In other encouraging news, I talked on the phone with an ET nurse (who specializes in helping people with stomas) and she gave me some suggestions to try for getting the bags to stick on better and how to protect my skin. Thankfully, I haven't had to change the bag since my 'roid rage post. ;)
Unfortunately, I haven't been feeling so hot the last few days. The sharp pain came back again and I'm definitely feeling that I'm taking less steroids - makes my heart race, and I feel very dizzy and tired (the technical term for how I feel is "zonked"). Also... I just got off the phone with the Health Center... and apparently I have a pretty intense kidney infection goin' on as well. Intense as in, I have to take my temperature every four hours and if it's at all elevated, I have to go to the hospital. Rats. But, the cool thing is, God is once again paving the way for me. I felt low on energy yesterday, and I ended up not having class! And today, one of my classes was cancelled. I'm just trying to take it a little easier. I realized that on Tuesday, for instance, I walked about 4 miles - to and from campus twice and from one end of campus to the other. That's a lot, I guess, for someone who just had surgery. So I'm trying to just make one trip to campus a day.

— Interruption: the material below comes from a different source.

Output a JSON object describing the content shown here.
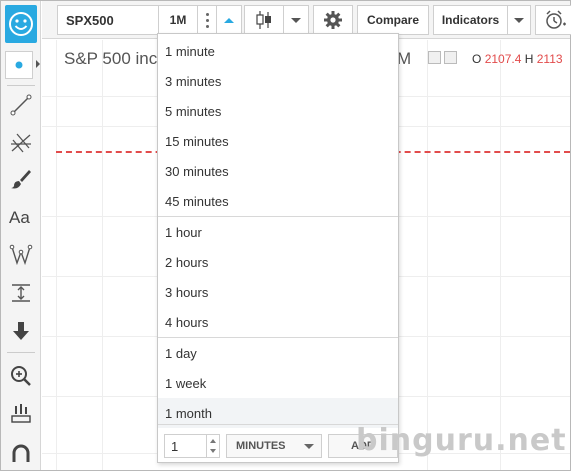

While I feel a little crummy today, I know that the steroid feeling usually lasts for a few weeks after I stop taking them. I can expect to feel this way for the next two-three weeks, but then I'll be DONE! Yes, I have an infection, but it will get better. The pain is continuing to lessen -- although the last few days it's bothered me, it's so much less now than it was last week. And I don't have to deal with continuous pain in my stomach and joints. Hopefully, within a few weeks, I'll be better. This is so exciting, because for the past few years, there hasn't really been a light at the end of the tunnel. There was always the knowledge that whatever treatments I was on would cause a lot of side effects and wouldn't really help or would soon stop helping and I'd relapse. That every day I would wake up in pain and sick. Never knowing if I'd be able to make it through the day. Soon, yucky days are going to be the exception rather than the rule. I'm so thankful for that.